Gold Bulls Flex Their Muscles As Persian Gulf Tensions Rise

Date: 13/06/2019

Jim Wyckoff Thursday June 13, 2019 12:49

Kitco News

(Kitco News) – Gold prices are firmly higher in midday U.S. trading Thursday, boosted on safe-haven buying interest on news of another attack on big ships in the Persian Gulf region. August gold futures were last up $6.90 an ounce at $1,343.70. July Comex silver prices were last up $0.127 at $14.88 an ounce.

The marketplace is a bit uneasy late this week after reports two more ships in the Persian Gulf area (this time in the Gulf of Oman) were attacked by smaller gunboats, and/or possibly even a torpedo. U.S. Navy ships are reportedly now protecting some oil tankers in the region. Oil prices are higher today on the news. Right now tensions in markets are not real high, but this situation could escalate very quickly if Iran and the U.S. have a direct military confrontation. Gold prices would probably spike sharply higher in such a case.

Gold gained today despite European and Asian stock indexes that were mostly firmer. The U.S. stock indexes are also modestly higher at midday. Notions of more accommodative monetary policies from the world’s major central banks, amid generally very low inflationary pressures globally, are supporting world stock markets recently. That’s also supportive for the meteals.

The key “outside markets” today see Nymex crude oil prices higher and trading around $52.25 a barrel, on the Oman Gulf news. Still, worldwide supply and demand fundamentals for crude oil favor the bears. Meantime, the U.S. dollar index is slightly up in early-afternoon U.S. trading.

In other overnight news, Switzerland’s central bank held its monetary policy steady, but did signal rate cuts are possible at future central bank monetary policy meetings.

Technically, August gold futures prices closed near the session high today. The bulls have the firm overall near-term technical advantage and are having a good week. Gold bulls’ next upside near-term price breakout objective is to produce a close above solid technical resistance at the February high of $1,361.50. Bears’ next near-term downside price breakout objective is pushing prices below solid technical support at $1,310.00. First resistance is seen at $1,350.00 and then at the June high of $1,352.70. First support is seen at today’s low of $1,335.90 and then at Wednesday’s low of $1,329.80. Wyckoff’s Market Rating: 7.0.

July silver futures prices closed near the session high today. The silver bears have the overall near-term technical advantage. Silver bulls’ next upside price breakout objective is closing prices above solid technical resistance at last week’s high of $15.15 an ounce. The next downside price breakout objective for the bears is closing prices below solid support at the May low of $14.265. First resistance is seen at $15.00 and then at $15.15. Next support is seen at this week’s low of $14.625 and then at last week’s low of $14.565. Wyckoff’s Market Rating: 3.0.

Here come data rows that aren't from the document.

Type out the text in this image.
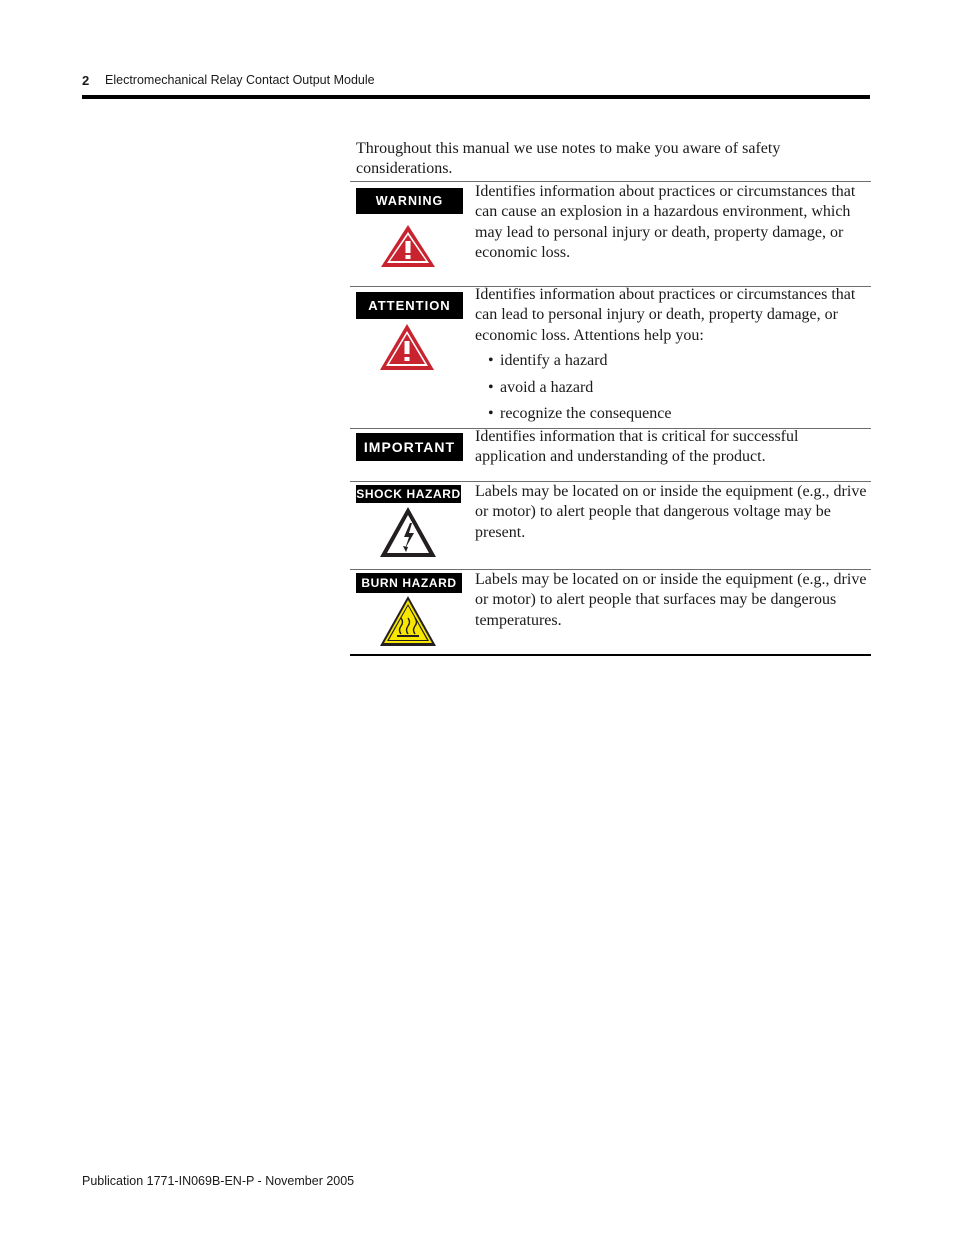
2 Electromechanical Relay Contact Output Module

Throughout this manual we use notes to make you aware of safety considerations.

WARNING
Identifies information about practices or circumstances that can cause an explosion in a hazardous environment, which may lead to personal injury or death, property damage, or economic loss.
ATTENTION
Identifies information about practices or circumstances that can lead to personal injury or death, property damage, or economic loss. Attentions help you:
• identify a hazard
• avoid a hazard
• recognize the consequence
IMPORTANT
Identifies information that is critical for successful application and understanding of the product.
SHOCK HAZARD Labels may be located on or inside the equipment (e.g., drive or motor) to alert people that dangerous voltage may be present.
BURN HAZARD	Labels may be located on or inside the equipment (e.g., drive or motor) to alert people that surfaces may be dangerous temperatures.
Publication 1771-IN069B-EN-P - November 2005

July N.Y. copper closed up 40 points at 265.85 cents today. Prices closed near the session high today. The copper bears have the solid overall near-term technical advantage. Prices are in a seven-week-old downtrend on the daily bar chart. Copper bulls’ next upside price objective is pushing and closing prices above solid technical resistance at 277.75 cents. The next downside price objective for the bears is closing prices below solid technical support at the January low of 256.10 cents. First resistance is seen at Wednesday’s high of 267.30 cents and then at this week’s high of 270.20 cents. First support is seen at this week’s low of 262.55 cents and then at 260.00 cents. Wyckoff’s Market Rating: 2.0.